Executive Summary

Research published on December 26, 2025, reveals a significant evolution in the tactics of the HoneyMyte APT group (also known as Mustang Panda and Bronze President). This China-linked cyber-espionage actor has integrated a custom kernel-mode rootkit into its attack chain to achieve unparalleled stealth and persistence. The rootkit's primary function is to protect a new variant of the group's proprietary ToneShell backdoor. By operating in kernel space, the malware can effectively hide its own files, processes, and registry entries from user-mode security solutions like antivirus and EDR agents. This new capability has been deployed in targeted attacks against government organizations in Southeast Asia, particularly Myanmar and Thailand, representing a marked increase in the group's sophistication.

Threat Overview

HoneyMyte is a well-known threat actor focused on intelligence gathering, historically targeting government and non-governmental organizations in Asia. This latest campaign demonstrates a clear investment in developing more advanced capabilities to bypass modern defenses. The use of a kernel-mode rootkit is a complex technique that provides the attacker with deep control over the compromised operating system. The initial access vector for deploying the rootkit is unconfirmed, but it is suspected that the group leverages its existing access on previously compromised machines, where tools like the PlugX RAT and ToneDisk USB worm have been found.

Technical Analysis

The attack employs a sophisticated, multi-component architecture:

1. Rootkit Deployment: The attack begins with the deployment of a malicious driver on the target system. This driver is often signed with a stolen or leaked digital certificate to appear legitimate and bypass driver signature enforcement policies.

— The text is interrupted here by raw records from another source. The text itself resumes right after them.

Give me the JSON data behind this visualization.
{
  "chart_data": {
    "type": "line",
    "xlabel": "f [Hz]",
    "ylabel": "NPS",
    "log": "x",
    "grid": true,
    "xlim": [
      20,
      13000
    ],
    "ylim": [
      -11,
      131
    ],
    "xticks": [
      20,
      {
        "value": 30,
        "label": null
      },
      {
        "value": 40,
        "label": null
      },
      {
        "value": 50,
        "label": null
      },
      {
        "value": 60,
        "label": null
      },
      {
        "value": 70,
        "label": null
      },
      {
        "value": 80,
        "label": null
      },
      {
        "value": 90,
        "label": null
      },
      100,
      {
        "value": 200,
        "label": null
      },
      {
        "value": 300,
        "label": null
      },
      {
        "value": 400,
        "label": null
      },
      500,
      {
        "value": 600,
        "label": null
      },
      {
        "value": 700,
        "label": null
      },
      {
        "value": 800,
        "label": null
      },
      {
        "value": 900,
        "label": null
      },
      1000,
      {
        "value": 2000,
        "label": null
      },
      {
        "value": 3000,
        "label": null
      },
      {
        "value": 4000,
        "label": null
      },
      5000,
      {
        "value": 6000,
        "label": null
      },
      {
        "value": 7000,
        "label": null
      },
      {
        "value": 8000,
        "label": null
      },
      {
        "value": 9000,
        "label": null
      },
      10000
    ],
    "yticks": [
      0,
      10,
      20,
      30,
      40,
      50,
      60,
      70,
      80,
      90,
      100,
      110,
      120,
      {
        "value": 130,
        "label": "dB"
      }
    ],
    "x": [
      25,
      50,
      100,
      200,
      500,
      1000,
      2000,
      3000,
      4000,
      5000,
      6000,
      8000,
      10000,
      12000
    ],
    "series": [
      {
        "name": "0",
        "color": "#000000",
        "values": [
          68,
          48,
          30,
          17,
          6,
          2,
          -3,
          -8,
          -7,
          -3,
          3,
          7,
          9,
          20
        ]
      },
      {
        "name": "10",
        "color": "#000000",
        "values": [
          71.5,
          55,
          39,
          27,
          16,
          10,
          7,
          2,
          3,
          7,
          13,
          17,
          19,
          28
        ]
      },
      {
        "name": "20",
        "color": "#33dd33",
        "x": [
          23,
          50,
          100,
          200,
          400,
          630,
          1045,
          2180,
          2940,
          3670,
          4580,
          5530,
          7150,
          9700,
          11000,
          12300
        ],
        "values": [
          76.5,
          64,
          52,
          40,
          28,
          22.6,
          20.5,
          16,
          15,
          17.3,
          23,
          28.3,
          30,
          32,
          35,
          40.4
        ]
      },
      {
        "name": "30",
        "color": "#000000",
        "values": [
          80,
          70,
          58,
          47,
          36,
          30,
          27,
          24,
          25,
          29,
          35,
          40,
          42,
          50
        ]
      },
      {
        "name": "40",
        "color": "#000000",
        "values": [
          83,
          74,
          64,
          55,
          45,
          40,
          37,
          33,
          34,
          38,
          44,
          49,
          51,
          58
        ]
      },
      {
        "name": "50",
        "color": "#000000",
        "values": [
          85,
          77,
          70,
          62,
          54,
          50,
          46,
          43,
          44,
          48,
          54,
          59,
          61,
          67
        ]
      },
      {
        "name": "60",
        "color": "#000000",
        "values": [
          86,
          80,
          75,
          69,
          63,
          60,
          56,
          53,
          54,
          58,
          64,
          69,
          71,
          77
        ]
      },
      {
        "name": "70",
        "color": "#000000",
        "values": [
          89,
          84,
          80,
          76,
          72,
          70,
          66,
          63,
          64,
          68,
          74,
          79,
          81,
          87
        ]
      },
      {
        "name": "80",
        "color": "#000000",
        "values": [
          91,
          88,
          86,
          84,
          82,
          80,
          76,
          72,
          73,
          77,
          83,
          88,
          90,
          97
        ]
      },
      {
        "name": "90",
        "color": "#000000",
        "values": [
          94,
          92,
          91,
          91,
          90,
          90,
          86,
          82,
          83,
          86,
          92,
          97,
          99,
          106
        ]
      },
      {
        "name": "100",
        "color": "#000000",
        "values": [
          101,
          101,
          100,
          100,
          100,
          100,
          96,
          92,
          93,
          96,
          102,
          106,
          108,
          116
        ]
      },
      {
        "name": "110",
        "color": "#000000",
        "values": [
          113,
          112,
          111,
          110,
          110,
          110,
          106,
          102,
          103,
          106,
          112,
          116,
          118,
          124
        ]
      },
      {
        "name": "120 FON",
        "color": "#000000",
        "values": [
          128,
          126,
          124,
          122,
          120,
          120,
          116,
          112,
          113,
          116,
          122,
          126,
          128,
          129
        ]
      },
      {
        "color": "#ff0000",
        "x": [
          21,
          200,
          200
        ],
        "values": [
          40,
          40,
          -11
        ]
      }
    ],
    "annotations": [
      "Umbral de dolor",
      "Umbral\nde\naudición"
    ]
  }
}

2. Kernel-Mode Persistence: The driver registers itself as a mini-filter driver using T1547.006 - Kernel Modules and Extensions. This allows it to intercept and manipulate file system and registry operations. This is a form of T1014 - Rootkit.

3. Malware Concealment: The rootkit's main purpose is to act as a cloaking device. When a security tool or system utility attempts to list files, processes, or registry keys, the rootkit intercepts the request and filters out any entries related to the HoneyMyte malware, making it invisible to the user and many security products.

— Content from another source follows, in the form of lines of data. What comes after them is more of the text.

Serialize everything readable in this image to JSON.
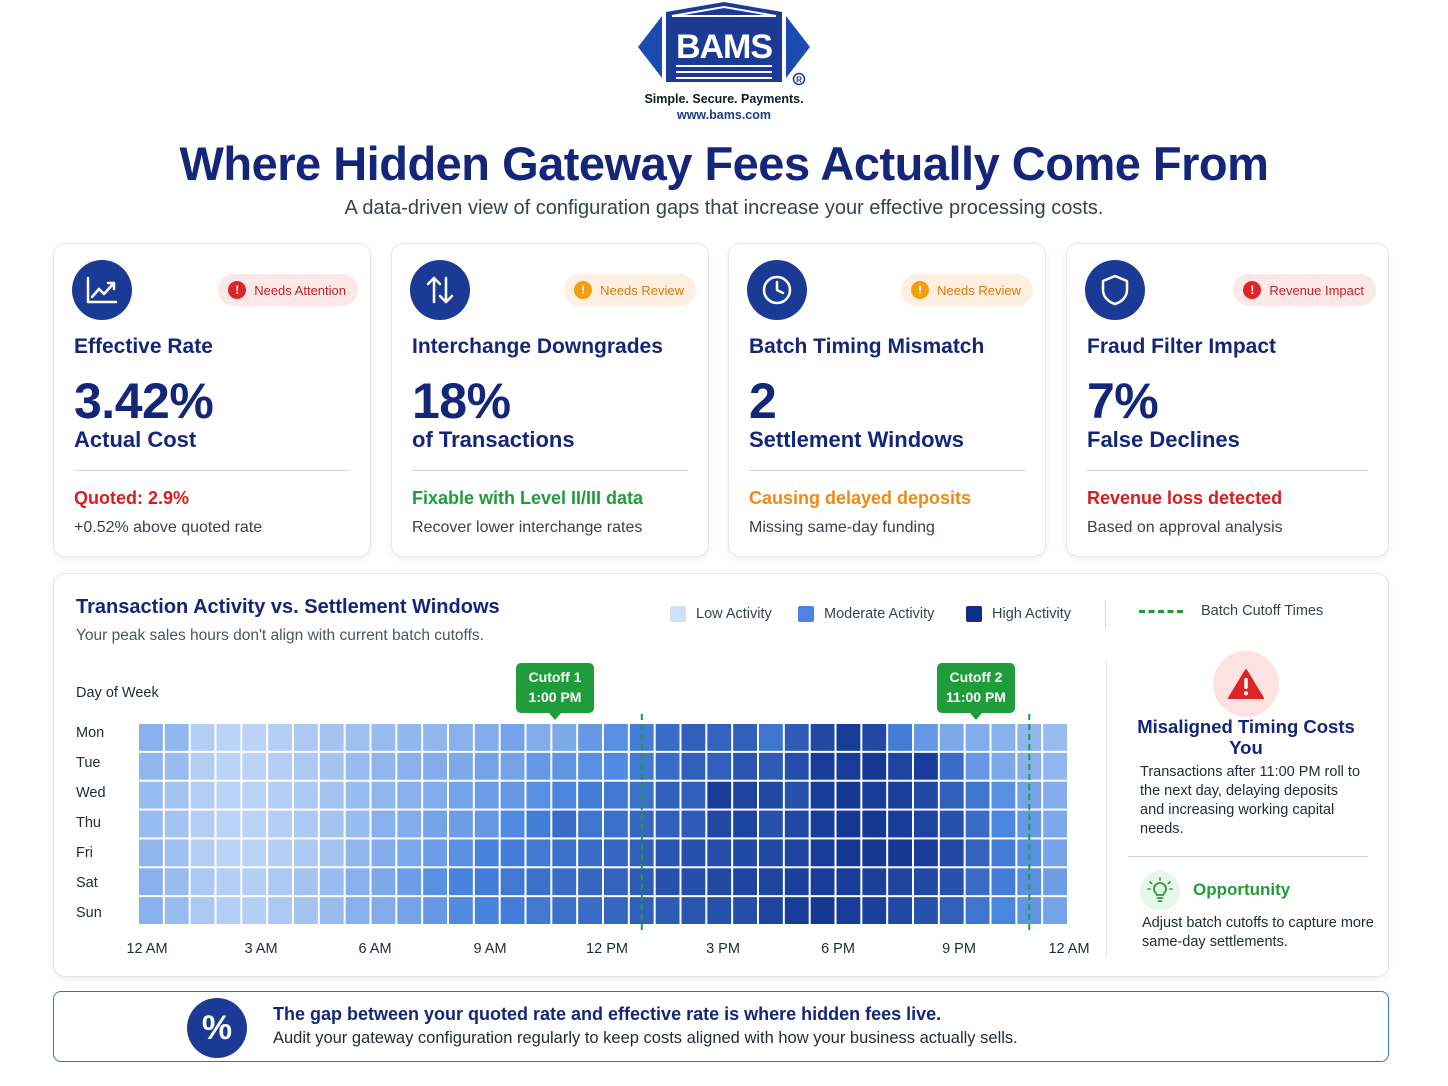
{
  "brand": {
    "logo_text": "BAMS",
    "registered_mark": "®",
    "tagline": "Simple. Secure. Payments.",
    "website": "www.bams.com",
    "color": "#1a3a96"
  },
  "header": {
    "title": "Where Hidden Gateway Fees Actually Come From",
    "subtitle": "A data-driven view of configuration gaps that increase your effective processing costs."
  },
  "cards": [
    {
      "icon": "trend-chart-icon",
      "badge": "Needs Attention",
      "badge_type": "red",
      "title": "Effective Rate",
      "value": "3.42%",
      "unit": "Actual Cost",
      "note": "Quoted: 2.9%",
      "note_color": "#d91c1c",
      "detail": "+0.52% above quoted rate"
    },
    {
      "icon": "swap-arrows-icon",
      "badge": "Needs Review",
      "badge_type": "orange",
      "title": "Interchange Downgrades",
      "value": "18%",
      "unit": "of Transactions",
      "note": "Fixable with Level II/III data",
      "note_color": "#1f9d3a",
      "detail": "Recover lower interchange rates"
    },
    {
      "icon": "clock-icon",
      "badge": "Needs Review",
      "badge_type": "orange",
      "title": "Batch Timing Mismatch",
      "value": "2",
      "unit": "Settlement Windows",
      "note": "Causing delayed deposits",
      "note_color": "#ef8a15",
      "detail": "Missing same-day funding"
    },
    {
      "icon": "shield-icon",
      "badge": "Revenue Impact",
      "badge_type": "red",
      "title": "Fraud Filter Impact",
      "value": "7%",
      "unit": "False Declines",
      "note": "Revenue loss detected",
      "note_color": "#d91c1c",
      "detail": "Based on approval analysis"
    }
  ],
  "panel": {
    "title": "Transaction Activity vs. Settlement Windows",
    "subtitle": "Your peak sales hours don't align with current batch cutoffs.",
    "legend": {
      "low": "Low Activity",
      "moderate": "Moderate Activity",
      "high": "High Activity",
      "cutoff": "Batch Cutoff Times",
      "colors": {
        "low": "#cfe1fa",
        "moderate": "#4a86e0",
        "high": "#0f2f8a",
        "cutoff": "#1f9d3a"
      }
    },
    "cutoffs": [
      {
        "line1": "Cutoff 1",
        "line2": "1:00 PM"
      },
      {
        "line1": "Cutoff 2",
        "line2": "11:00 PM"
      }
    ],
    "side": {
      "alert_title": "Misaligned Timing Costs You",
      "alert_text": "Transactions after 11:00 PM roll to the next day, delaying deposits and increasing working capital needs.",
      "opportunity_title": "Opportunity",
      "opportunity_text": "Adjust batch cutoffs to capture more same-day settlements."
    }
  },
  "chart_data": {
    "type": "heatmap",
    "title": "Transaction Activity vs. Settlement Windows",
    "ylabel": "Day of Week",
    "rows": [
      "Mon",
      "Tue",
      "Wed",
      "Thu",
      "Fri",
      "Sat",
      "Sun"
    ],
    "x_tick_labels": [
      "12 AM",
      "3 AM",
      "6 AM",
      "9 AM",
      "12 PM",
      "3 PM",
      "6 PM",
      "9 PM",
      "12 AM"
    ],
    "columns_per_hour": 1.5,
    "scale": "intensity 0-1 (Low → Moderate → High Activity)",
    "values": [
      [
        0.28,
        0.25,
        0.12,
        0.1,
        0.1,
        0.12,
        0.15,
        0.18,
        0.2,
        0.22,
        0.25,
        0.25,
        0.28,
        0.3,
        0.35,
        0.3,
        0.32,
        0.4,
        0.45,
        0.55,
        0.65,
        0.72,
        0.7,
        0.72,
        0.6,
        0.75,
        0.85,
        0.92,
        0.85,
        0.55,
        0.4,
        0.32,
        0.3,
        0.28,
        0.25,
        0.22
      ],
      [
        0.25,
        0.22,
        0.12,
        0.1,
        0.1,
        0.12,
        0.15,
        0.18,
        0.22,
        0.25,
        0.28,
        0.3,
        0.32,
        0.35,
        0.35,
        0.4,
        0.42,
        0.45,
        0.48,
        0.58,
        0.65,
        0.72,
        0.72,
        0.78,
        0.75,
        0.82,
        0.92,
        0.92,
        0.95,
        0.88,
        0.92,
        0.65,
        0.4,
        0.32,
        0.28,
        0.25
      ],
      [
        0.22,
        0.18,
        0.12,
        0.1,
        0.1,
        0.12,
        0.15,
        0.18,
        0.22,
        0.25,
        0.28,
        0.3,
        0.35,
        0.38,
        0.4,
        0.45,
        0.5,
        0.55,
        0.58,
        0.62,
        0.72,
        0.72,
        0.92,
        0.88,
        0.85,
        0.8,
        0.92,
        0.95,
        0.92,
        0.9,
        0.85,
        0.72,
        0.6,
        0.45,
        0.35,
        0.3
      ],
      [
        0.22,
        0.18,
        0.12,
        0.1,
        0.1,
        0.12,
        0.15,
        0.18,
        0.22,
        0.28,
        0.3,
        0.35,
        0.38,
        0.4,
        0.48,
        0.55,
        0.65,
        0.6,
        0.62,
        0.68,
        0.72,
        0.75,
        0.85,
        0.88,
        0.8,
        0.85,
        0.92,
        0.95,
        0.95,
        0.92,
        0.88,
        0.8,
        0.65,
        0.5,
        0.4,
        0.32
      ],
      [
        0.25,
        0.2,
        0.12,
        0.1,
        0.1,
        0.12,
        0.15,
        0.18,
        0.25,
        0.3,
        0.32,
        0.38,
        0.45,
        0.52,
        0.55,
        0.58,
        0.62,
        0.65,
        0.68,
        0.72,
        0.78,
        0.8,
        0.82,
        0.85,
        0.85,
        0.88,
        0.92,
        0.95,
        0.95,
        0.95,
        0.92,
        0.85,
        0.7,
        0.55,
        0.45,
        0.35
      ],
      [
        0.28,
        0.22,
        0.15,
        0.12,
        0.12,
        0.15,
        0.18,
        0.22,
        0.28,
        0.32,
        0.38,
        0.45,
        0.52,
        0.55,
        0.58,
        0.62,
        0.65,
        0.68,
        0.7,
        0.75,
        0.8,
        0.82,
        0.85,
        0.88,
        0.88,
        0.9,
        0.92,
        0.92,
        0.9,
        0.88,
        0.85,
        0.8,
        0.65,
        0.55,
        0.45,
        0.38
      ],
      [
        0.28,
        0.22,
        0.15,
        0.12,
        0.12,
        0.15,
        0.18,
        0.22,
        0.28,
        0.3,
        0.35,
        0.4,
        0.48,
        0.52,
        0.55,
        0.58,
        0.62,
        0.65,
        0.68,
        0.72,
        0.75,
        0.78,
        0.8,
        0.82,
        0.88,
        0.92,
        0.95,
        0.92,
        0.9,
        0.85,
        0.8,
        0.72,
        0.6,
        0.5,
        0.42,
        0.35
      ]
    ],
    "cutoff_lines": [
      {
        "label": "Cutoff 1",
        "time": "1:00 PM",
        "hour": 13
      },
      {
        "label": "Cutoff 2",
        "time": "11:00 PM",
        "hour": 23
      }
    ]
  },
  "banner": {
    "icon_glyph": "%",
    "title": "The gap between your quoted rate and effective rate is where hidden fees live.",
    "text": "Audit your gateway configuration regularly to keep costs aligned with how your business actually sells."
  }
}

4. Backdoor Injection: The rootkit deploys a small user-mode component. This component is responsible for injecting the final payload, the ToneShell backdoor, into a legitimate system process. This T1055 - Process Injection allows the backdoor's shellcode to execute entirely in memory, further evading file-based detection.

5. C2 Communication: The ToneShell backdoor communicates with C2 servers that were registered in September 2024, indicating a planned operation. It provides the attackers with remote control over the system for long-term espionage.

Impact Assessment

The use of a kernel-mode rootkit significantly raises the bar for detection and remediation. Standard incident response procedures may fail because the malware's artifacts are hidden from view. A compromised system can remain under attacker control for extended periods, allowing for deep and persistent intelligence gathering. For the targeted government entities, this means a high risk of sustained exfiltration of sensitive state secrets, diplomatic communications, and strategic plans. Remediation is also more complex, often requiring offline analysis and potentially a complete OS re-installation to ensure the rootkit is fully removed.

Cyber Observables for Detection

Detection & Response

• Driver Load Monitoring: Closely monitor the loading of new kernel drivers. Scrutinize any newly installed mini-filter drivers, especially those that are not from well-known security or storage vendors.
• Memory Forensics: Since the ToneShell backdoor runs in memory, memory analysis is a critical detection technique. Tools like Volatility can be used to dump process memory and identify injected code or suspicious memory regions.
• Advanced EDR: Use EDR solutions with capabilities to detect rootkit behavior, such as hooking of system calls or direct kernel object manipulation (DKOM).
• Patching and Hardening: Ensure systems are fully patched, as vulnerabilities are often used to gain the initial privileges needed to load a malicious driver.

Mitigation

• Driver Signature Enforcement: Enforce strict driver signature policies. While HoneyMyte used signed drivers, this can prevent the loading of unsigned or illegitimately signed drivers.
• Application Control: Use application control to prevent the execution of the initial dropper that installs the rootkit, aligning with D3-EAL: Executable Allowlisting.
• Virtualization-Based Security (VBS): On modern Windows systems, enable VBS and Hypervisor-Protected Code Integrity (HVCI). These features can prevent the loading of malicious kernel-mode drivers.
• Boot Integrity: Utilize Secure Boot to ensure that the OS bootloader and kernel have not been tampered with. This aligns with D3FEND's D3-TBI: TPM Boot Integrity.